I thought I'd lost him then. Our interview was over and yet I'd still found nothing. I stayed out of desperation, staring at him as if by my will alone he might speak again. He stilled after a moment, and I heard a sound, nearly a sob as he said that name again. "Heero."

Then he seemed to recover somewhat, and he began again. "There were five of us in the beginning. We'd survived one war and the early stages of another. And we were fools," Bitterness of the likes I had never heard, and I couldn't have left his side now if someone had demanded it of me. Lost in the story web he was spinning, I sat there and listened. "Death had spat us back so many times that I think we began to see ourselves as immortals." Again, he laughed, high and bittersweet. "Little did we know that he was only waiting for the right time."

"Quatre was the first to go, an assassination of the heir to the Winner family fortune. Tragic, don't you think?" he said softly, mockingly. "Some lucky photographer got a lovely picture of one of his sisters, splattered with his blood and clutching his body while she screamed and screamed. It was plastered all over the papers for days...but none of those papers seemed to catch wind of the young circus performer who died a few days later."

"We suspected after Quatre, but after Trowa, we knew. And we got out. Only it's hard to hide when you don't know who or what you're hiding from. Wufei went his own way, same as always, and Heero and I took to the hills together. I figured if he was the one who wanted me dead there wasn't much I could do to stop it. I..." he hesitated, shaking his head slightly. "I don't know what he figured."

"We heard later that Wufei was dead three days after we fled. Found him in a motel somewhere, I guess. The official story is he committed suicide. Couldn't handle living after his family was dead. And then Heero..."

He seemed to be choking on words, not knowing which ones to say first, and I reached out unconsciously to him before I realized what I was doing and snatched my hand back. Mr.

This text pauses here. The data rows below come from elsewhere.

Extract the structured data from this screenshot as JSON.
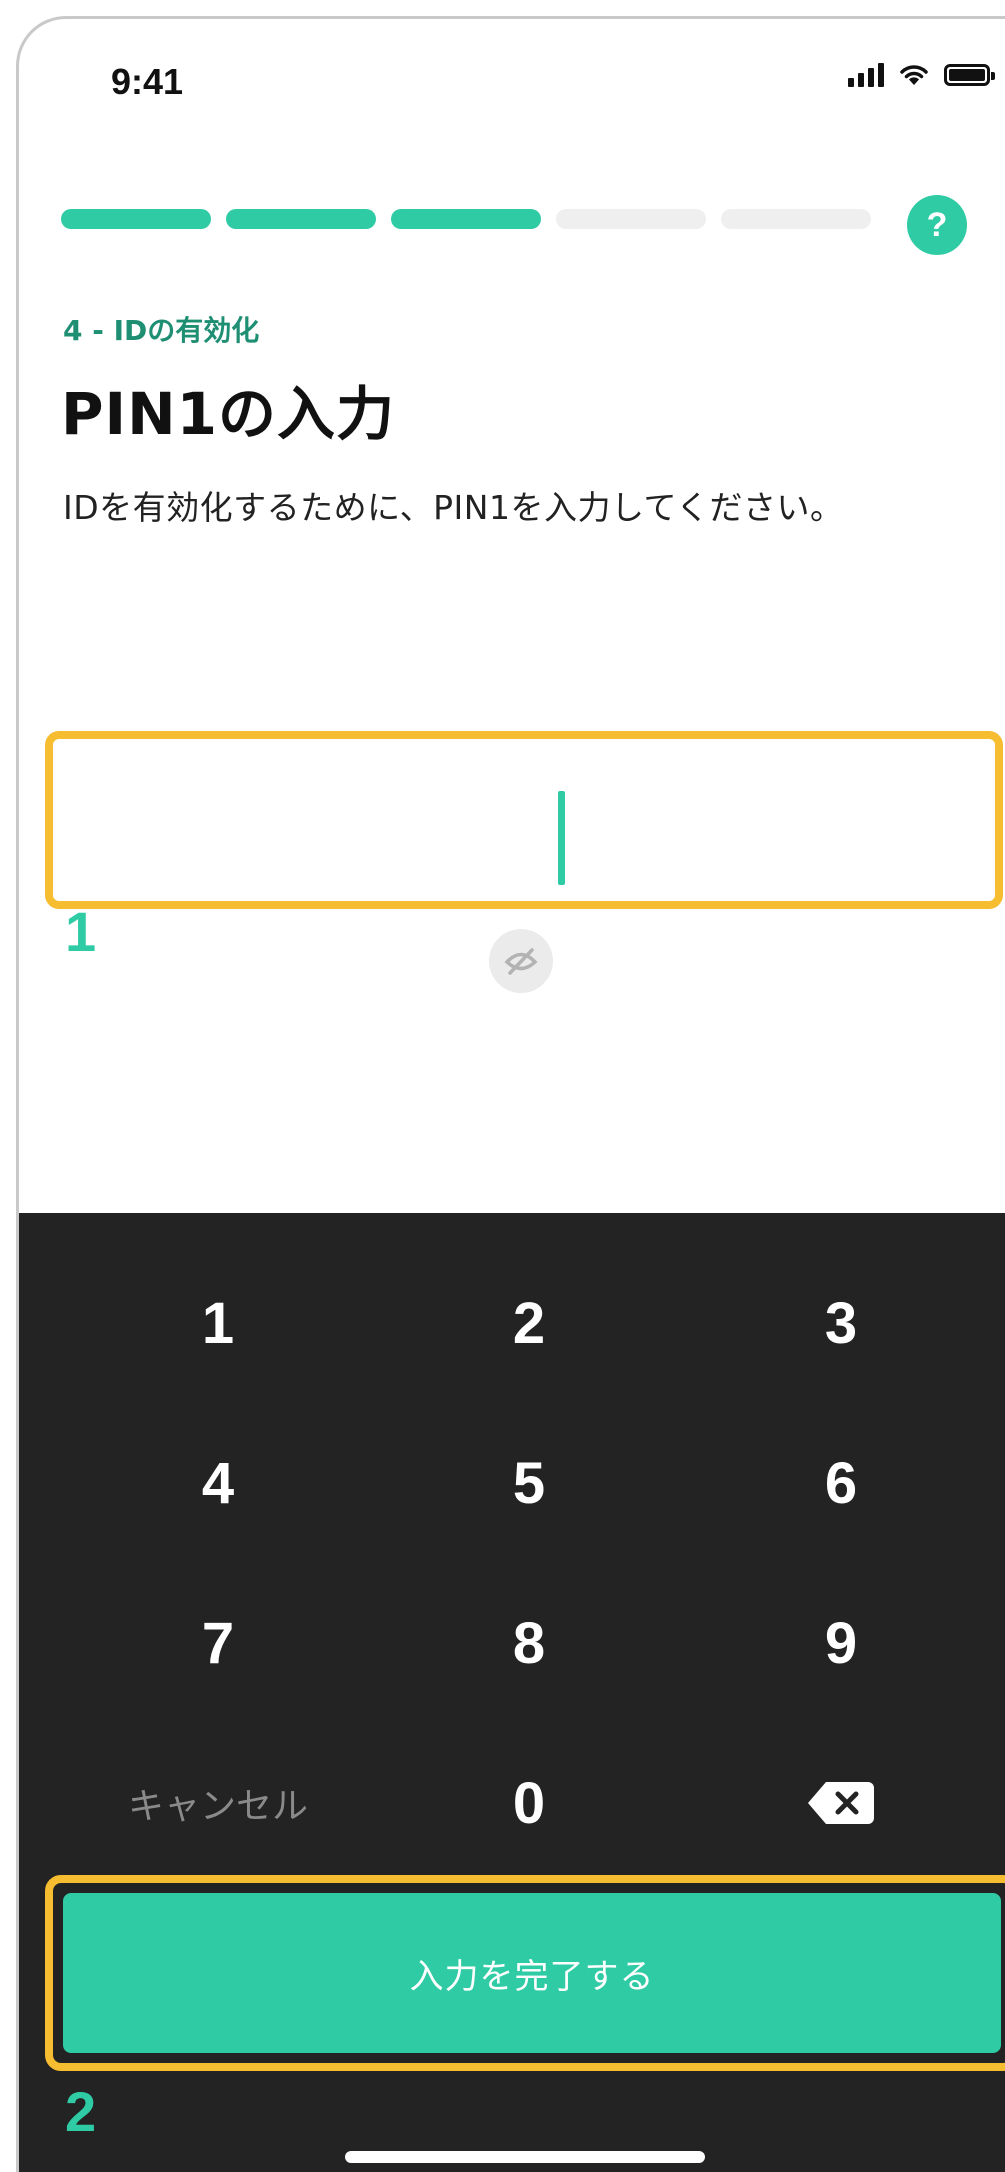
{
  "status_bar": {
    "time": "9:41"
  },
  "progress": {
    "total_steps": 5,
    "completed_steps": 3
  },
  "help_button": {
    "label": "?"
  },
  "header": {
    "step_label": "4 - IDの有効化",
    "title": "PIN1の入力",
    "description": "IDを有効化するために、PIN1を入力してください。"
  },
  "pin_input": {
    "value": ""
  },
  "callouts": {
    "first": "1",
    "second": "2"
  },
  "keypad": {
    "keys": [
      "1",
      "2",
      "3",
      "4",
      "5",
      "6",
      "7",
      "8",
      "9"
    ],
    "cancel_label": "キャンセル",
    "zero": "0"
  },
  "complete_button": {
    "label": "入力を完了する"
  },
  "colors": {
    "accent": "#2ecba5",
    "highlight": "#f5bd2f",
    "keypad_bg": "#232323"
  },
  "icons": {
    "help": "help-icon",
    "visibility": "eye-off-icon",
    "delete": "backspace-icon"
  }
}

Maxwell was being polite enough right now but that didn't make him safe. He finally wrestled the words out, painfully, it seemed. "He was the one who finally found out the truth."

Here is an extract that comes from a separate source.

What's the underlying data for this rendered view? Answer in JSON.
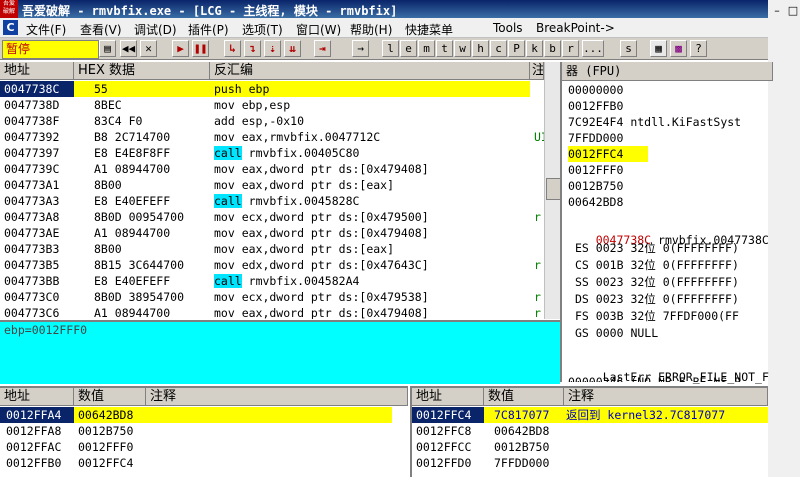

"And what is the truth, Mr. Maxwell?" I asked, softly, and he exploded, lunging slightly towards me as his anger suddenly erupted from within.

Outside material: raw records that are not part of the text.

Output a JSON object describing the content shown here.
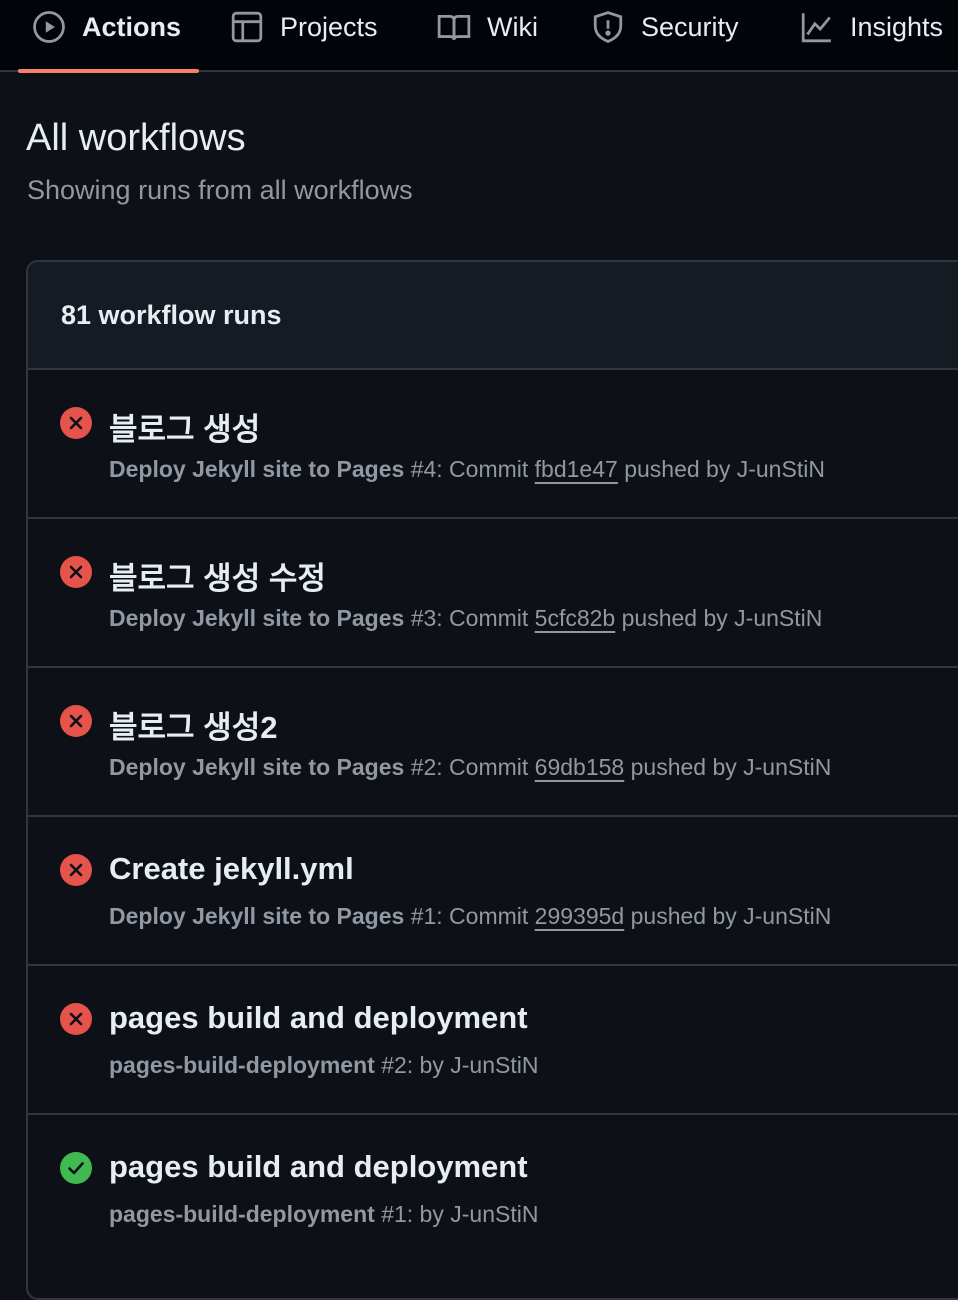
{
  "nav": {
    "tabs": [
      {
        "label": "Actions",
        "icon": "play-icon",
        "active": true
      },
      {
        "label": "Projects",
        "icon": "table-icon",
        "active": false
      },
      {
        "label": "Wiki",
        "icon": "book-icon",
        "active": false
      },
      {
        "label": "Security",
        "icon": "shield-icon",
        "active": false
      },
      {
        "label": "Insights",
        "icon": "graph-icon",
        "active": false
      }
    ]
  },
  "page": {
    "title": "All workflows",
    "subtitle": "Showing runs from all workflows"
  },
  "runs": {
    "count_label": "81 workflow runs",
    "items": [
      {
        "status": "failure",
        "title": "블로그 생성",
        "workflow": "Deploy Jekyll site to Pages",
        "run_number": "#4",
        "commit_prefix": ": Commit ",
        "sha": "fbd1e47",
        "by_text": " pushed by J-unStiN"
      },
      {
        "status": "failure",
        "title": "블로그 생성 수정",
        "workflow": "Deploy Jekyll site to Pages",
        "run_number": "#3",
        "commit_prefix": ": Commit ",
        "sha": "5cfc82b",
        "by_text": " pushed by J-unStiN"
      },
      {
        "status": "failure",
        "title": "블로그 생성2",
        "workflow": "Deploy Jekyll site to Pages",
        "run_number": "#2",
        "commit_prefix": ": Commit ",
        "sha": "69db158",
        "by_text": " pushed by J-unStiN"
      },
      {
        "status": "failure",
        "title": "Create jekyll.yml",
        "workflow": "Deploy Jekyll site to Pages",
        "run_number": "#1",
        "commit_prefix": ": Commit ",
        "sha": "299395d",
        "by_text": " pushed by J-unStiN"
      },
      {
        "status": "failure",
        "title": "pages build and deployment",
        "workflow": "pages-build-deployment",
        "run_number": "#2",
        "commit_prefix": ": by J-unStiN",
        "sha": "",
        "by_text": ""
      },
      {
        "status": "success",
        "title": "pages build and deployment",
        "workflow": "pages-build-deployment",
        "run_number": "#1",
        "commit_prefix": ": by J-unStiN",
        "sha": "",
        "by_text": ""
      }
    ]
  },
  "colors": {
    "failure": "#da3633",
    "success": "#238636",
    "accent_underline": "#f78166"
  }
}
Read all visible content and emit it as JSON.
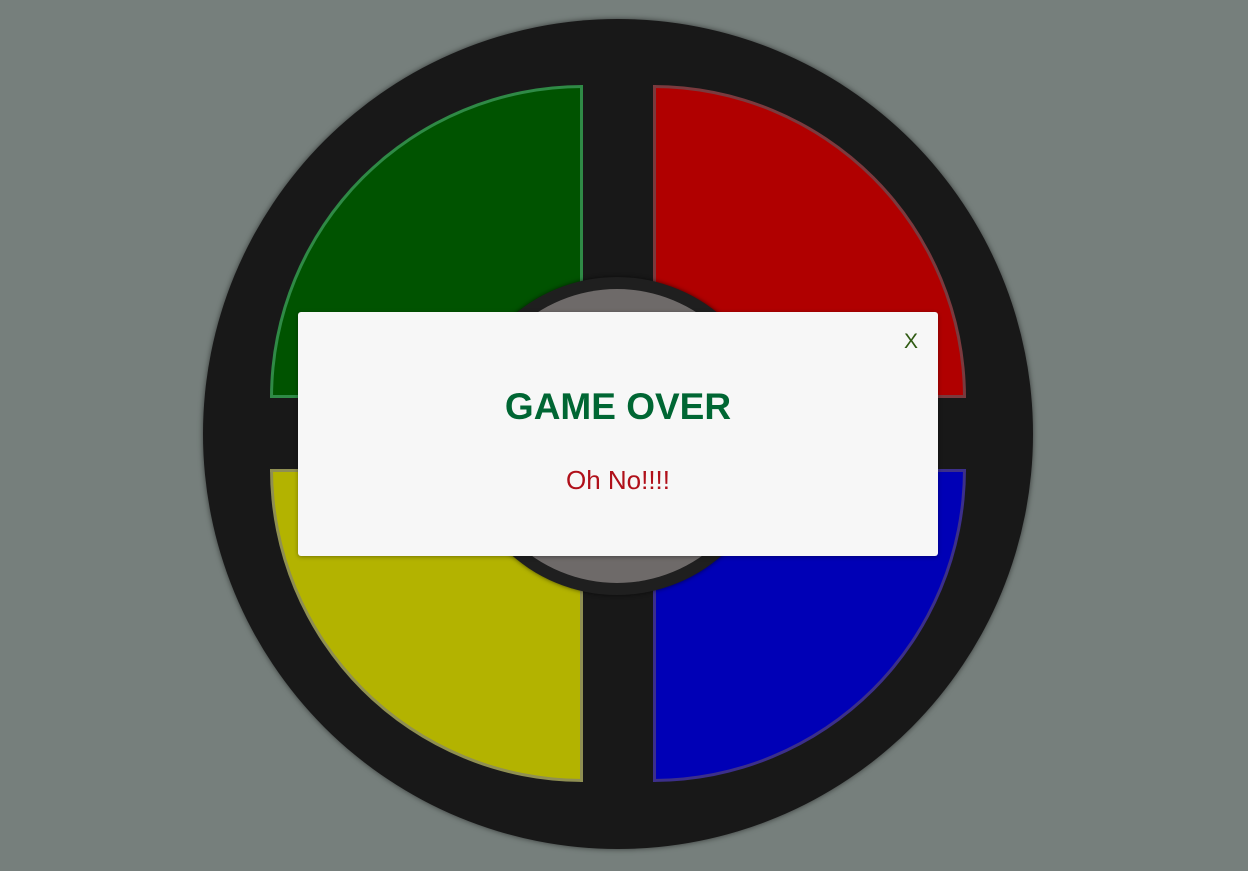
{
  "game": {
    "pads": {
      "green": {
        "color": "#005300"
      },
      "red": {
        "color": "#b00000"
      },
      "yellow": {
        "color": "#b3b300"
      },
      "blue": {
        "color": "#0000b6"
      }
    }
  },
  "modal": {
    "close_label": "X",
    "title": "GAME OVER",
    "message": "Oh No!!!!",
    "colors": {
      "close": "#2f5a12",
      "title": "#006633",
      "message": "#b0101a"
    }
  }
}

"That peace is just some fucked up fairy tale!" he shouted, and I scrambled backwards away from his rage. "And that we were stupid enough, desperate enough to believe it! Because we wanted so much for it to be true...oh, God..."

He was sobbing now, and I crept closer, watching tears wash clean trails down his cheeks. "He said it was his fault," he choked out. "His unfinished mission and that he would take care of it. I never saw him again so I know he's dead. I know."

"Mr. Maxwell," I began.

"You don't get it, do you?" he snarled. "It's all a sham; there are no true pacifists! The Sank kingdom is preaching to destroy weapons, total pacifism while they are stockpiling every fucking weapon known to God. By the time they are done with the world, they'll be able to take it over with a butter knife. The side with the guns is going to win, I'll tell you that."

"Didn't you tell anyone?"

He convulsed with laughter, screamed with it and I took another step back, fear rising again at the back of my throat. "Why the hell do you think I'm in here? Who is going to believe the insane ranting of a lunatic? Post-War traumatic stress syndrome, they called it. No one believed me..." The laughter faded and he said it again, softly. "No one."

"I believe you."

He said nothing for a moment, utterly still, and then he raised his eyes to mine, cool, violet, -sane- eyes as he looked at me through the dirty strands of his hair. "Yes," he said softly, nodding. "Of course you do, Relena." He closed his eyes then, and smiled. "I gave you what you wanted. Now give me what you promised."

Money is an interesting thing. It bought things, people, nations...and it could bribe an underpaid orderly to ignore one hard lump at the base of the spine, and as I sighted down the barrel of my gun at his heart, I hoped very much that I didn't get any blood on my new shoes.